Desfaleci na cama junto de HanGeng. Aquele havia sido um dos melhores orgasmos da minha vida.
— Eu amo você —d isse me entregando completamente a ele.
— Eu sempre te amei. 
— Mas... O que faremos agora? — perguntei reprimindo o choro.
— Eu não disse que voltaria pra você? Então... — sorriu daquela forma que eu tanto amo.
— Você vai voltar? — perguntei com um frio na barriga.
—Quem sabe... — sorriu travesso e me beijou apaixonadamente.
Me aninhei em seu peito pensando sobre o que ele havia acabado de dizer e terminei por pegar no sono.
~X~
Acordei e nem acreditei quando não vi HanGeng na cama.

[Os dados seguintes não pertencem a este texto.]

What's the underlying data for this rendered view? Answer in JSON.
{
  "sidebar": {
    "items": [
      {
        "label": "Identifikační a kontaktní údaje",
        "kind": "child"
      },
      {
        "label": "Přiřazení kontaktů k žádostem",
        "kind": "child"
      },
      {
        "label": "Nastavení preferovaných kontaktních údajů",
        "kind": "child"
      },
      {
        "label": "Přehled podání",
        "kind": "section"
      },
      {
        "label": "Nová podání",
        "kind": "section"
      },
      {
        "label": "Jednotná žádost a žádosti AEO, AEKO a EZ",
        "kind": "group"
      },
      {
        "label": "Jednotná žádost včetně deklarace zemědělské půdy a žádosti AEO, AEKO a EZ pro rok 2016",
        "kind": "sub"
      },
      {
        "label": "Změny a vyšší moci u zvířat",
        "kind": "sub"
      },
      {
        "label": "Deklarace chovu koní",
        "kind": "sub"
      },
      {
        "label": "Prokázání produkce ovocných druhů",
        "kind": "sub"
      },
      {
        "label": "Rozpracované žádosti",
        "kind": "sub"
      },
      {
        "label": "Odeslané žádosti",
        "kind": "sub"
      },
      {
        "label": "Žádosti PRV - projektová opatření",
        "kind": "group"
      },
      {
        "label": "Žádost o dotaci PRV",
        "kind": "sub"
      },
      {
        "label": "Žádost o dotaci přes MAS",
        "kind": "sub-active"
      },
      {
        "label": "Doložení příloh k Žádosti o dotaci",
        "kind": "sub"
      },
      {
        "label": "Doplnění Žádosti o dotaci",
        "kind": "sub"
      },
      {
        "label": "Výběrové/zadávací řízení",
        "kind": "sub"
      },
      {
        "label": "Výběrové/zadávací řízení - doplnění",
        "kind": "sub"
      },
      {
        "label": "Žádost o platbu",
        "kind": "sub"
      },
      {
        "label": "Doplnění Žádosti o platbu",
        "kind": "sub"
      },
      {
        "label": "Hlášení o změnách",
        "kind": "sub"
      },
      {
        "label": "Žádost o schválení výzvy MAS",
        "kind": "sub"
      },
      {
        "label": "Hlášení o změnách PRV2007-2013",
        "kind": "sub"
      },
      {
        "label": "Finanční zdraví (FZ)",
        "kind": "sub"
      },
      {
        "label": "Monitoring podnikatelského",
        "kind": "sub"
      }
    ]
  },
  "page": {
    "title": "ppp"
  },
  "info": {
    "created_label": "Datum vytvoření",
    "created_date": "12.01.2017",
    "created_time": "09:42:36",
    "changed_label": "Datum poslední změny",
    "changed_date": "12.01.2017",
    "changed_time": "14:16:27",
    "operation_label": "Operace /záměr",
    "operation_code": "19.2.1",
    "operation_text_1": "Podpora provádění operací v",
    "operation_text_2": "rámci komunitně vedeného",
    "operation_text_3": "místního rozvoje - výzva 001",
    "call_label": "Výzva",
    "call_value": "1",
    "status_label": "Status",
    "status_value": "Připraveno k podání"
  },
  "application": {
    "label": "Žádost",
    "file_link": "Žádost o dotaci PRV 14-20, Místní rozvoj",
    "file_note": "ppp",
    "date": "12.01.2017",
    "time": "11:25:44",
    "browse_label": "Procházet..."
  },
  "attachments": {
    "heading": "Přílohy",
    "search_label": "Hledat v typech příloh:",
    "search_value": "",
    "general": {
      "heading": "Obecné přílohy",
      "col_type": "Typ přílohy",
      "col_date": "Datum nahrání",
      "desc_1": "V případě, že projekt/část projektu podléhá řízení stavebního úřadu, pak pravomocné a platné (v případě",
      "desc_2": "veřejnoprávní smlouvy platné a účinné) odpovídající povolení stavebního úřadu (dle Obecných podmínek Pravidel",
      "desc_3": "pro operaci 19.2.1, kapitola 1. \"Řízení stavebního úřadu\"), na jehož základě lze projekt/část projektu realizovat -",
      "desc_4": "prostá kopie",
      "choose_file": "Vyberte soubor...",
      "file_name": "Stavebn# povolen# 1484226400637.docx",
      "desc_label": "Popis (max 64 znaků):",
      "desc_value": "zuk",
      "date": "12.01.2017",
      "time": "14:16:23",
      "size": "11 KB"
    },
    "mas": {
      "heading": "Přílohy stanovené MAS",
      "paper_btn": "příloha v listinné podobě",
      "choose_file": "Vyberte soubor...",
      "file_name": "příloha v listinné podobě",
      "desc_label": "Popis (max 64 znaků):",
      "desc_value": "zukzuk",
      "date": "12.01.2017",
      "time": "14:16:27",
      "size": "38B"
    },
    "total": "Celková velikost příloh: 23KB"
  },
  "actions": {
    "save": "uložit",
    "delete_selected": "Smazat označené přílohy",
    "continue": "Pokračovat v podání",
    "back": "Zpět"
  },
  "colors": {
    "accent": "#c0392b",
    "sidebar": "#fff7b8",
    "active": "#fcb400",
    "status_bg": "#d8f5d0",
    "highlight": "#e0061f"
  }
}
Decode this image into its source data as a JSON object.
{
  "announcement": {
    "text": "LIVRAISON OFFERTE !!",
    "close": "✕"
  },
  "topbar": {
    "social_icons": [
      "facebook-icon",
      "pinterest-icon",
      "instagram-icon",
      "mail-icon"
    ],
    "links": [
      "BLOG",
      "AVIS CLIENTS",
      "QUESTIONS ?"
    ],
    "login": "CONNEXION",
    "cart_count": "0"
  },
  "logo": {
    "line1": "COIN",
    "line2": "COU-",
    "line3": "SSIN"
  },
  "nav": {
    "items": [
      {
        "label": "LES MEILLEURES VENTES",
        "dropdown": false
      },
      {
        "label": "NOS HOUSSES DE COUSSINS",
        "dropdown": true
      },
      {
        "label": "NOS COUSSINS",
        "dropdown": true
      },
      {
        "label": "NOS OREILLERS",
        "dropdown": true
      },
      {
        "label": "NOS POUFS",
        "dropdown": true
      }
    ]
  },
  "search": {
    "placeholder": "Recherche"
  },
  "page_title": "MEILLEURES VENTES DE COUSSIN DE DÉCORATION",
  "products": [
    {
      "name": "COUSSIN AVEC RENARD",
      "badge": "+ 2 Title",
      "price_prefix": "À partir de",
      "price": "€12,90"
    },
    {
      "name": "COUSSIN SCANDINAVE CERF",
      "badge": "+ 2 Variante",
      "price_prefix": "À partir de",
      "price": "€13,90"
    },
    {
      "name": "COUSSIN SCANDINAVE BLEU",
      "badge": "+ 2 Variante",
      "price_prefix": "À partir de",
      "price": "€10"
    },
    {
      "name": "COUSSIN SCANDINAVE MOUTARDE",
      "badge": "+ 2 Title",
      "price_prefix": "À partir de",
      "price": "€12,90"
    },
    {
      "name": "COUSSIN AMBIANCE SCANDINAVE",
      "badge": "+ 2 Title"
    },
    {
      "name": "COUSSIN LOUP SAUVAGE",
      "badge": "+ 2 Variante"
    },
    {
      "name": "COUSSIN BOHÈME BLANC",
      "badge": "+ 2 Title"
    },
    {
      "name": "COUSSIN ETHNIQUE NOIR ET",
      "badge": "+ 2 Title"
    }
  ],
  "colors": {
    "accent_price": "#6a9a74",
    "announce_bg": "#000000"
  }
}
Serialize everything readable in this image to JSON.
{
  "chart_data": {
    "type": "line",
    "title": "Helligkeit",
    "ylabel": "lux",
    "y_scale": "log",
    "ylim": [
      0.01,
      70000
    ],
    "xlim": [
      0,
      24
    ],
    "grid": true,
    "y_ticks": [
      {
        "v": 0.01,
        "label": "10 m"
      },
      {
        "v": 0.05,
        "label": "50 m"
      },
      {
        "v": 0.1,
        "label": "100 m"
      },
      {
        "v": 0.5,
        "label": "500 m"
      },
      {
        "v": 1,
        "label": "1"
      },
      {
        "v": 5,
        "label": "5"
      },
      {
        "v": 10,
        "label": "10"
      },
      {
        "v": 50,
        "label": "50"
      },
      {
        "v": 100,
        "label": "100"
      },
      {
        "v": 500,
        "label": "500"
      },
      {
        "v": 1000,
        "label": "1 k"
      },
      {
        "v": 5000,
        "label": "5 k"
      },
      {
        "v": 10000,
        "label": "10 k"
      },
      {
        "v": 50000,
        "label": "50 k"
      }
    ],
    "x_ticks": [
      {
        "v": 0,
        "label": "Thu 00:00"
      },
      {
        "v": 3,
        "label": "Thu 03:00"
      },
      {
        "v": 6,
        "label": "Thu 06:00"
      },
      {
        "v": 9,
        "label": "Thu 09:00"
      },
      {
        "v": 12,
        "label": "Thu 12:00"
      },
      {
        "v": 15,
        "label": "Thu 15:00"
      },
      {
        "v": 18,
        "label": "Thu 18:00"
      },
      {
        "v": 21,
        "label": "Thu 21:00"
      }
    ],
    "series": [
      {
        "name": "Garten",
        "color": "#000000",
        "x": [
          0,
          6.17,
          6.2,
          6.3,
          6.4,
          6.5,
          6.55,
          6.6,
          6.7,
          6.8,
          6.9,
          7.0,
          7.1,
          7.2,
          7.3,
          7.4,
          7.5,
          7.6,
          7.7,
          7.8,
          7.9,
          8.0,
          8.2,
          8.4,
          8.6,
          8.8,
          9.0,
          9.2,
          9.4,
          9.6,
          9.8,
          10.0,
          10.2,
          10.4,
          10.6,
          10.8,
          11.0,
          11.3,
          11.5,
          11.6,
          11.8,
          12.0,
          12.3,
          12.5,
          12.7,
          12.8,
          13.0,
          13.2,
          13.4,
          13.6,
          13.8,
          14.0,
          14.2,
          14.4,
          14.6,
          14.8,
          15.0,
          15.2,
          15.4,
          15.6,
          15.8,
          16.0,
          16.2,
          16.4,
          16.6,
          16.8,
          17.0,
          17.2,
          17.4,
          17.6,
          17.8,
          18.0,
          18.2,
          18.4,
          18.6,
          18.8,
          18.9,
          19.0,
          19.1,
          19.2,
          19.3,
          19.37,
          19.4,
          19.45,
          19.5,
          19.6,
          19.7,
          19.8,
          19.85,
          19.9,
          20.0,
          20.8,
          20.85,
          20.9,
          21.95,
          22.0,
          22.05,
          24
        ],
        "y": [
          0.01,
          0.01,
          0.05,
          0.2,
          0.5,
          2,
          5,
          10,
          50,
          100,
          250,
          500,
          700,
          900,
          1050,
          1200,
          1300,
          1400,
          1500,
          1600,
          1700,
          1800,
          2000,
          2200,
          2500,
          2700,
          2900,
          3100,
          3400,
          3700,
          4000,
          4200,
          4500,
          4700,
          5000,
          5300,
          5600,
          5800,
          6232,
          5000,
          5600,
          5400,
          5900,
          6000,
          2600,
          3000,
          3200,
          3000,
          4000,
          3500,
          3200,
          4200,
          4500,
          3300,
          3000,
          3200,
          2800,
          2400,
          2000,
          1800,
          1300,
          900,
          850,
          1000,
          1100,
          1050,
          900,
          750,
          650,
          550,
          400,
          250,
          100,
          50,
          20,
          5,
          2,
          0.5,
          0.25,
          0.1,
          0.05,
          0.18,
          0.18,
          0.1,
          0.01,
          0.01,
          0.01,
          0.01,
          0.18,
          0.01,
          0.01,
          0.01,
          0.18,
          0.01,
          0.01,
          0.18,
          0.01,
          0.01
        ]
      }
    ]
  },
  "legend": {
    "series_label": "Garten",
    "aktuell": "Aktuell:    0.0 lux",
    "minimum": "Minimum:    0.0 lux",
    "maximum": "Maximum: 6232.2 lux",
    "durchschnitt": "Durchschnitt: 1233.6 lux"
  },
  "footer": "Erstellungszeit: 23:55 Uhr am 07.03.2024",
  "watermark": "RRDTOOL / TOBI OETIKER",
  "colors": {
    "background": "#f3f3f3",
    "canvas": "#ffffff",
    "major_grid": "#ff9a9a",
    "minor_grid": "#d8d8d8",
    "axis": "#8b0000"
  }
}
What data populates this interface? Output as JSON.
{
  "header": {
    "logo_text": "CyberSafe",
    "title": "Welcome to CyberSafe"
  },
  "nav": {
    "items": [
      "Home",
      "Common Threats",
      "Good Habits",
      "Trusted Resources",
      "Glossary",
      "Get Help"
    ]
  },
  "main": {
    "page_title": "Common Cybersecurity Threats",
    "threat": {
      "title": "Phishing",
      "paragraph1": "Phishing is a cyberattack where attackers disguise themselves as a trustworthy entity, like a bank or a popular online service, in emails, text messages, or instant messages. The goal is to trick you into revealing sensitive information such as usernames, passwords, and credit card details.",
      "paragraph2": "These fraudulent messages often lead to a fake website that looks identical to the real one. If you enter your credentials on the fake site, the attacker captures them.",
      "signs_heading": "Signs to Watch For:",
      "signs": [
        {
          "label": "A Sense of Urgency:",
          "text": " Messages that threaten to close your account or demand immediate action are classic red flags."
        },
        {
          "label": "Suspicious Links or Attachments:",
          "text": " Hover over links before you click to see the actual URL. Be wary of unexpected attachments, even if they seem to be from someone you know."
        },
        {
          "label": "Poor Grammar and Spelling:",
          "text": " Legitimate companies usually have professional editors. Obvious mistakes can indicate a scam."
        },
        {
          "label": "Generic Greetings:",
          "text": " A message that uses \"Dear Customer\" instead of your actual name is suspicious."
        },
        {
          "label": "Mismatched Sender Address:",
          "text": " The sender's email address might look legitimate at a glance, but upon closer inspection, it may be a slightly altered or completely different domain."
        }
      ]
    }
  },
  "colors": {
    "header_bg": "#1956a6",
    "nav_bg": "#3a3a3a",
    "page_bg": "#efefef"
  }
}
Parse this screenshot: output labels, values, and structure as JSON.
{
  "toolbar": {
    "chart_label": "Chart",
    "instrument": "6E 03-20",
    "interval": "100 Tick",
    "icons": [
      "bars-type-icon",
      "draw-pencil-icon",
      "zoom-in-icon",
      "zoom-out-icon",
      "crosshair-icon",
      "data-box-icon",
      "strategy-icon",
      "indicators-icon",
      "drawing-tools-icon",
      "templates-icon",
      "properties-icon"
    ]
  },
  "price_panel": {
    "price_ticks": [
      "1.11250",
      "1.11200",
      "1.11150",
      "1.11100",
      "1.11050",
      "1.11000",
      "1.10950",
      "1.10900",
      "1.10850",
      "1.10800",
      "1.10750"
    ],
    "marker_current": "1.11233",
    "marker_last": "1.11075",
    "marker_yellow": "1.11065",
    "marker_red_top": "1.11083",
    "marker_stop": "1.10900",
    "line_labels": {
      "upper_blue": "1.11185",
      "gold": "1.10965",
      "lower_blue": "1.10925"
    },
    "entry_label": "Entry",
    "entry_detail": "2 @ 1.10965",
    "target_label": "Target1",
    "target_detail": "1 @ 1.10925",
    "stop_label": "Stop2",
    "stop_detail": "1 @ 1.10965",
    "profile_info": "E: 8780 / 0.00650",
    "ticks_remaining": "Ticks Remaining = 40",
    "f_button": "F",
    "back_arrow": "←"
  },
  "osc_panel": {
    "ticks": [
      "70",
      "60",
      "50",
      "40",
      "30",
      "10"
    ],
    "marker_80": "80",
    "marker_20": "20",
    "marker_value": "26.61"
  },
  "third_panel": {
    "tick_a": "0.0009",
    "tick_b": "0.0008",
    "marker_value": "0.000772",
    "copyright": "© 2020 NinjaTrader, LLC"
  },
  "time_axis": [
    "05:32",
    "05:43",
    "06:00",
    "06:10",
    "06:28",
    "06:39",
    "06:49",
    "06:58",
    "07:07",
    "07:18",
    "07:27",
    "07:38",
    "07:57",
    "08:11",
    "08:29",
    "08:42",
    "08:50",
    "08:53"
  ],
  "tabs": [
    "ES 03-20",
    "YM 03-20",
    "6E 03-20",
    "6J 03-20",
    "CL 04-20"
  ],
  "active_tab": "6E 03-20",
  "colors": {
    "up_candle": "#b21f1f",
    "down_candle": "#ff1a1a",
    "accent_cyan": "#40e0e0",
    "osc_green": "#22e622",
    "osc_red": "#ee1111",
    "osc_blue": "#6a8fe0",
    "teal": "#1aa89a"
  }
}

Uma sensação de abandono misturada com frustração tão bem conhecida por mim voltara a tomar conta do meu corpo. Levantei e não havia nenhum bilhete, nada. Meu bom humor morrera naquele instante.
Tomei um banho, me arrumei e decidi sair de casa. Assim que saí levei um susto. HanGeng estava parado em frente a porta do meu apartamento com duas malas.
— Bom dia — sorriu ele.
Agora a sensação de abandono sumira de meu corpo e eu estava realmente feliz de saber que não havia sido apenas sonho ou uma brincadeira ontem.
— Bom dia — sorri. — Pra que isso? 
— Arrume suas coisas. Vamos voltar pra nossa casa. — sorriu me dando as mãos e depositando um beijo leve, mas cheio de amor em meus lábios.
— Eu amo você — sorri e retribui ao beijo.